When she got married in June 7, 1944 to Cpl. Franklin Eugene Day, she was employed by Walt Disney; Day had been a singer and employed at MGM before enlisting in 1941. She was back at Warners by early 1945, judging by the company's Club News photoshoot published in April that year. Evidently, she got out of the animation business to raise her two young children as she has no occupation next to her name in the 1950. Martha worked for her at Snowball, and later at Kurtz and Friends. Raynelle moved to Eugene, Oregon after retiring and died there on November 9, 2002.

The backgrounds in this cartoon were painted by Cornett Wood. A native of Indianapolis, Cornett Francis Wood was born September 12, 1905. He was a member of Troop 43 of the Boy Scouts as World War One was winding down. He attended Shortridge High School, where he was on the art staff for the high school annual. He entered a number of art contests and in 1925, he won a $130 winter scholarship given by the Indiana Poster Advertising Association.

Wood had the unfortunate situation in 1932 of testifying in the juvenile delinquency trial of his 17-year-old sister Vera who, it was claimed, held up either nine or eleven people with a toy pistol, was obsessed with crime novels, got angry easily and was addicted to cigarettes. “I think she is subnormal,” he told the court.

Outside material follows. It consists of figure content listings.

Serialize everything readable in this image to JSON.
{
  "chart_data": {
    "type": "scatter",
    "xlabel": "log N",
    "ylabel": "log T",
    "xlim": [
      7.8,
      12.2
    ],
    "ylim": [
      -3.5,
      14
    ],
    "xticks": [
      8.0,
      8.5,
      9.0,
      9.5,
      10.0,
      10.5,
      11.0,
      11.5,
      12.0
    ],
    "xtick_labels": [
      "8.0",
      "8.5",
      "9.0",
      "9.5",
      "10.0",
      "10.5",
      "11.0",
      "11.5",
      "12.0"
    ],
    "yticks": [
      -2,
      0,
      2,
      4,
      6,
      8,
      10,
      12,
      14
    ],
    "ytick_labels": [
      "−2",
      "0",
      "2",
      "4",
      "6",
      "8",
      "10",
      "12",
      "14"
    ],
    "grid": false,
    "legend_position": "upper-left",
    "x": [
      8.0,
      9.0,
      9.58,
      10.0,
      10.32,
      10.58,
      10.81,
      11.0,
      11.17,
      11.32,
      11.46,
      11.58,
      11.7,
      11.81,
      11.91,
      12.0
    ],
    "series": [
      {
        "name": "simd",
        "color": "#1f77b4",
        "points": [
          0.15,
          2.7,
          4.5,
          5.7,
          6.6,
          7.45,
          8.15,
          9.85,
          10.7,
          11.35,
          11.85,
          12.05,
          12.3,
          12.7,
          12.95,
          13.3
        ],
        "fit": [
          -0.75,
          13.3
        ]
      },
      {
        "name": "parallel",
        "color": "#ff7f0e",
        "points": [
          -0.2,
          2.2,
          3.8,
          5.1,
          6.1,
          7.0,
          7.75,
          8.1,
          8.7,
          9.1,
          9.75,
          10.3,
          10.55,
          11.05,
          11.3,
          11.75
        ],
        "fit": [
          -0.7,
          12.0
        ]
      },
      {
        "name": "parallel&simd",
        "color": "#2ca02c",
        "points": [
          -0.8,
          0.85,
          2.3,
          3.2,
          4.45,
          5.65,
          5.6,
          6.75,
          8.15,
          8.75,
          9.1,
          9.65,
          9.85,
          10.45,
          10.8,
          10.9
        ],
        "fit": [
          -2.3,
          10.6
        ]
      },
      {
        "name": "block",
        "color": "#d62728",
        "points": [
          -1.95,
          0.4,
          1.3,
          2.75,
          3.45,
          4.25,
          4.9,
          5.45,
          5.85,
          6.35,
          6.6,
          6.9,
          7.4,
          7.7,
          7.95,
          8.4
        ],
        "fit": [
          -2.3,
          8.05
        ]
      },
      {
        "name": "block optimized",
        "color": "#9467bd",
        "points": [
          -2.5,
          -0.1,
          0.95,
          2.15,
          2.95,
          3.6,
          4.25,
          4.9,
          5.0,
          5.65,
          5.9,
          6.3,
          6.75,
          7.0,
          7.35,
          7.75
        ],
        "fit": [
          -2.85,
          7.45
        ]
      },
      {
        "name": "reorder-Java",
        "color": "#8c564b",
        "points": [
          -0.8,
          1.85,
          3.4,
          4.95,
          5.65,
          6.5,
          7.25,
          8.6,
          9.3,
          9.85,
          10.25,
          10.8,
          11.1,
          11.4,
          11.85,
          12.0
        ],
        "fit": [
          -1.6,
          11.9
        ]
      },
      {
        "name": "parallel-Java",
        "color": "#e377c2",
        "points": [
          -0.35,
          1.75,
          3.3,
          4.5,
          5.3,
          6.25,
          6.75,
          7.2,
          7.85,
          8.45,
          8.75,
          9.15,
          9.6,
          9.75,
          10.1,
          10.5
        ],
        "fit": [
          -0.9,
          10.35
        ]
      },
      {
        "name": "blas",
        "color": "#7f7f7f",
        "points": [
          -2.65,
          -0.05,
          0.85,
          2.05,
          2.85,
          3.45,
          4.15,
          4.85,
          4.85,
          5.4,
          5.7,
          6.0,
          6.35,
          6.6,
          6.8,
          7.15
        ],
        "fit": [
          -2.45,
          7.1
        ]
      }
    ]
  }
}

The Indianapolis Star of Sept. 8, 1933 gives a short biography in connection with a painting demonstration at the state fair art gallery:

Wood [was] a graduate of the [John] Herron art school in 1927 and later a student for one semester in the Pennsylvania academy under Daniel Garber and George Harding.
For two years Cornett Wood has been doing commercial art for the Bemis Brothers Bag Company. He designs pictures and lettering that are printed on the front of flour bags and coffee bags. In spare time he paints pastel portraits that are unusually artistic He had months experience as a sailor, following the period of advanced study in the Pennsylvania academy, when he shipped on a freighter with the American Export Line and went to Italy, remaining on the boat while it put in at ten or twelve Italian ports.


The Star reported on Sept. 15, 1936 that Wood was now in Los Angeles working for Walt Disney. A story in the Santa Barbera News-Press of Apr. 1, 1945 about a demonstration and lecture he was conducting about making animated cartoons said:

Wood is considered one of the outstanding artists in the field of animations. He worked at the Disney studio for nearly seven years, and during the past three years he has been made Warner Brothers’ cartoons. At present he is designing backgrounds, which is the stage for the characters.

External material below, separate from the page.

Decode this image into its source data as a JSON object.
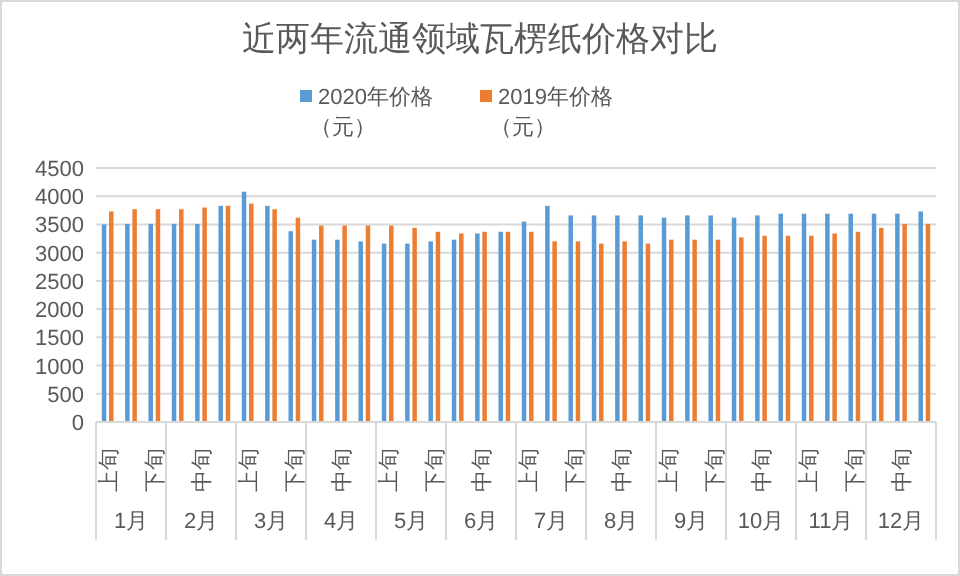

Book Revue was the first Warners cartoon where Wood got a screen credit. After one more cartoon with Clampett, he was moved to Bob McKimson’s unit to handle layouts. He left the studio after making Dog Collared (released Dec. 2, 1951) and was replaced by Pete Alvarado.

He had an interesting distinction at Warners, at least according to the Dec. 23, 1949 edition of the Palm Springs Limelight-News, which called him the “well known creator of Bugs Bunny.”

In 1959, his name is found on two film strips made for the Girl Scouts of America.

Wood died May 16, 1980. He had been living in La Canada.

Clampett's name can be found on various books in the background of this cartoon. Perhaps the most interesting one is to the right of a comic book.



“Invisible Man” aptly describes Clampett at this point. The cartoon was released on January 5, 1946. The Warner Club News of June 1945 announced Art Davis had replaced Clampett as a director. Considering it took months to have Technicolor prints struck for completed cartoons, it’s likely Clampett was still at Warners when Wood painted the backgrounds. But it’s a neat coincidence.